Hmm, I think I can see where we're failing to connect here. I'll reply to you by replying to lacampbell.

> All of your post hinges on the premise that you feel responsibility for individual problems should be collectivised, by force presumably, and that I am required to morally feel obliged to help any and all strangers by virtue of being born or living in roughly the same area.

I categorically reject that this is my position and am sorry I wasn't able to explain it better. Let me try further:

I'm not suggesting that you be required to do anything. At all. It is your choice to choose to do nothing.

However as a member of society, of which the only way of really escaping is to escape the proximity and influence of those who comprise 'society' you do have a collectivized stake in the outcome of society. If you for example choose to do nothing about drug addicts, and the rest of society does the same... society is then responsible for what happens as a result of untreated drug addiction. You, as a member of society, have some small part ownership over what happens.
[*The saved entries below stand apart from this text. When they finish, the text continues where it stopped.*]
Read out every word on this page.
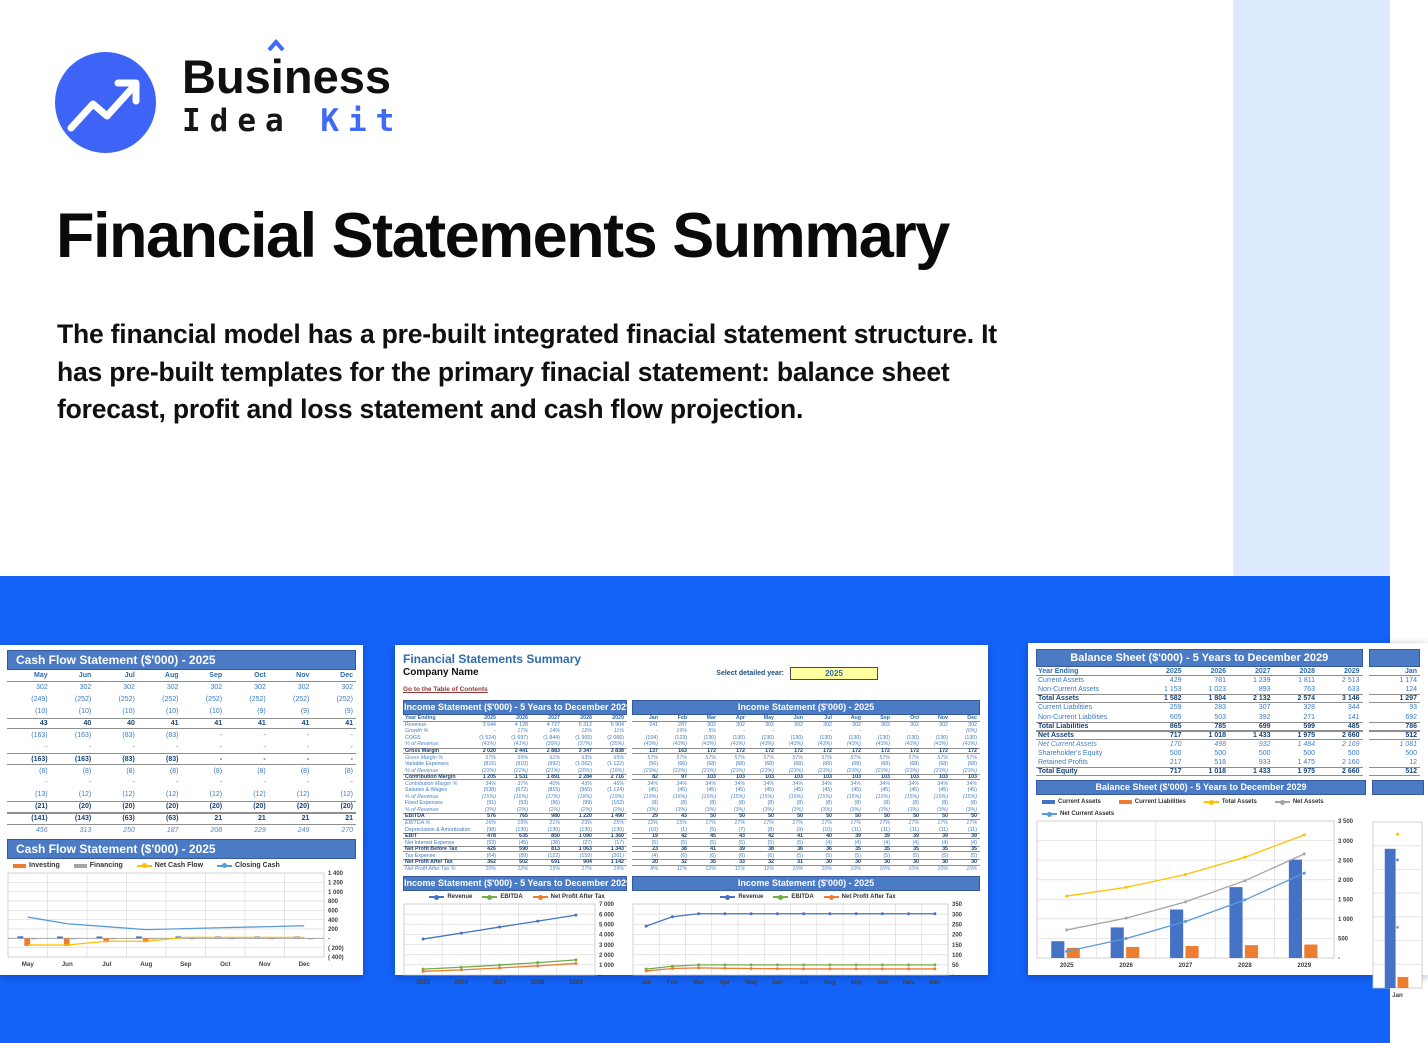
Busi
ness
Idea Kit
Financial Statements Summary

The financial model has a pre-built integrated finacial statement structure. It has pre-built templates for the primary finacial statement: balance sheet forecast, profit and loss statement and cash flow projection.

Cash Flow Statement ($'000) - 2025
May	Jun	Jul	Aug	Sep	Oct	Nov	Dec
302	302	302	302	302	302	302	302
(249)	(252)	(252)	(252)	(252)	(252)	(252)	(252)
(10)	(10)	(10)	(10)	(10)	(9)	(9)	(9)
43	40	40	41	41	41	41	41
(163)	(163)	(83)	(83)	-	-	-	-
-	-	-	-	-	-	-	-
(163)	(163)	(83)	(83)	-	-	-	-
(8)	(8)	(8)	(8)	(8)	(8)	(8)	(8)
-	-	-	-	-	-	-	-
(13)	(12)	(12)	(12)	(12)	(12)	(12)	(12)
(21)	(20)	(20)	(20)	(20)	(20)	(20)	(20)
(141)	(143)	(63)	(63)	21	21	21	21
456	313	250	187	208	229	249	270
Cash Flow Statement ($'000) - 2025
Investing	Financing	Net Cash Flow	Closing Cash
1 400
1 200
1 000
800
600
400
200
-
( 200)
( 400)
May	Jun	Jul	Aug	Sep	Oct	Nov	Dec
Financial Statements Summary
Company Name
Go to the Table of Contents
Select detailed year:	2025
Income Statement ($'000) - 5 Years to December 2029
Year Ending	2025	2026	2027	2028	2029
Revenue	3 544	4 128	4 727	5 312	5 904
Growth %	-	17%	14%	12%	11%
COGS	(1 524)	(1 697)	(1 844)	(1 965)	(2 066)
% of Revenue	(43%)	(41%)	(39%)	(37%)	(35%)
Gross Margin	2 020	2 441	2 883	3 347	3 838
Gross Margin %	57%	59%	61%	63%	65%
Variable Expenses	(815)	(910)	(992)	(1 062)	(1 122)
% of Revenue	(23%)	(22%)	(21%)	(20%)	(19%)
Contribution Margin	1 205	1 531	1 891	2 284	2 716
Contribution Margin %	34%	37%	40%	43%	46%
Salaries & Wages	(538)	(672)	(815)	(965)	(1 124)
% of Revenue	(15%)	(16%)	(17%)	(18%)	(19%)
Fixed Expenses	(91)	(93)	(96)	(99)	(102)
% of Revenue	(3%)	(2%)	(2%)	(2%)	(2%)
EBITDA	576	765	980	1 220	1 490
EBITDA %	16%	19%	21%	23%	25%
Depreciation & Amortization	(98)	(130)	(130)	(130)	(130)
EBIT	478	635	850	1 090	1 360
Net Interest Expense	(53)	(45)	(38)	(27)	(17)
Net Profit Before Tax	426	590	813	1 063	1 343
Tax Expense	(64)	(89)	(122)	(159)	(201)
Net Profit After Tax	362	502	691	904	1 142
Net Profit After Tax %	10%	12%	15%	17%	19%
Income Statement ($'000) - 2025
Jan	Feb	Mar	Apr	May	Jun	Jul	Aug	Sep	Oct	Nov	Dec
241	287	302	302	302	302	302	302	302	302	302	302
-	19%	5%	-	-	-	-	-	-	-	-	(0%)
(104)	(123)	(130)	(130)	(130)	(130)	(130)	(130)	(130)	(130)	(130)	(130)
(43%)	(43%)	(43%)	(43%)	(43%)	(43%)	(43%)	(43%)	(43%)	(43%)	(43%)	(43%)
137	163	172	172	172	172	172	172	172	172	172	172
57%	57%	57%	57%	57%	57%	57%	57%	57%	57%	57%	57%
(56)	(66)	(68)	(68)	(68)	(68)	(68)	(68)	(68)	(68)	(68)	(68)
(23%)	(23%)	(23%)	(23%)	(23%)	(23%)	(23%)	(23%)	(23%)	(23%)	(23%)	(23%)
82	97	103	103	103	103	103	103	103	103	103	103
34%	34%	34%	34%	34%	34%	34%	34%	34%	34%	34%	34%
(45)	(45)	(45)	(45)	(45)	(45)	(45)	(45)	(45)	(45)	(45)	(45)
(19%)	(16%)	(15%)	(15%)	(15%)	(15%)	(15%)	(15%)	(15%)	(15%)	(15%)	(15%)
(8)	(8)	(8)	(8)	(8)	(8)	(8)	(8)	(8)	(8)	(8)	(8)
(3%)	(3%)	(3%)	(3%)	(3%)	(3%)	(3%)	(3%)	(3%)	(3%)	(3%)	(3%)
29	43	50	50	50	50	50	50	50	50	50	50
12%	15%	17%	17%	17%	17%	17%	17%	17%	17%	17%	17%
(10)	(1)	(5)	(7)	(8)	(9)	(10)	(11)	(11)	(11)	(11)	(11)
19	42	45	43	42	41	40	39	39	39	39	39
(5)	(5)	(5)	(5)	(5)	(5)	(4)	(4)	(4)	(4)	(4)	(4)
23	38	41	39	38	36	36	35	35	35	35	35
(4)	(6)	(6)	(6)	(6)	(5)	(5)	(5)	(5)	(5)	(5)	(5)
20	32	35	33	32	31	30	30	30	30	30	30
8%	11%	12%	11%	11%	10%	10%	10%	10%	10%	10%	10%
Income Statement ($'000) - 5 Years to December 2029
Revenue	EBITDA	Net Profit After Tax
7 000
6 000
5 000
4 000
3 000
2 000
1 000
-
2025	2026	2027	2028	2029
Income Statement ($'000) - 2025
Revenue	EBITDA	Net Profit After Tax
350
300
250
200
150
100
50
-
Jan Feb Mar Apr May Jun	Jul	Aug Sep Oct Nov Dec
Balance Sheet ($'000) - 5 Years to December 2029
Year Ending	2025	2026	2027	2028	2029
Current Assets	429	781	1 239	1 811	2 513
Non-Current Assets	1 153	1 023	893	763	633
Total Assets	1 582	1 804	2 132	2 574	3 146
Current Liabilities	259	283	307	328	344
Non-Current Liabilities	605	503	392	271	141
Total Liabilities	865	785	699	599	485
Net Assets	717	1 018	1 433	1 975	2 660
Net Current Assets	170	498	932	1 484	2 169
Shareholder's Equity	500	500	500	500	500
Retained Profits	217	518	933	1 475	2 160
Total Equity	717	1 018	1 433	1 975	2 660
Jan
1 174
124
1 297
93
692
786
512
1 081
500
12
512
Balance Sheet ($'000) - 5 Years to December 2029
Current Assets	Current Liabilities	Total Assets	Net Assets
Net Current Assets
3 500
3 000
2 500
2 000
1 500
1 000
500
-
2025	2026	2027	2028	2029
Jan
Does that make sense? I'm talking in a very abstract sense, not a direct "here is a kid -> take care of it" sense.


Yes there are such things as social problems, and the keeping the peace (which is the government's responsibility) entails addressing them. Sometimes keeping the peace will even entail looking after other people's children. For example, children evacuated from London in WW2.

But problems are solved by individuals. So part of the gauge of the strength of a society is how receptive it is to knowledge originating in the minds of rare individuals. Does it protect them? Or does it shut them down with censorship, disemployment and so on?

It's vital that people realise that they are not responsible for the fall of every sparrow, lest they be burdened with undue guilt. Their minds are then at least capable of remaining free and creative.


The foregoing interaction with lacampbell might be an analogy of how society fails creative types. They are often awkward, abrasive people who insist on doing things their own way. As a result they are denied jobs, ostracised socially (in the name of friendliness) and generally swept under the rug.

I'd like to think I'm not particularly awkward or abrasive. I'm not some cold hearted monster that has no empathy, or never helps or shows kindness to strangers. But you rightly point out that I reject being compelled to help all and sundry. A charitable act should be mine to perform freely.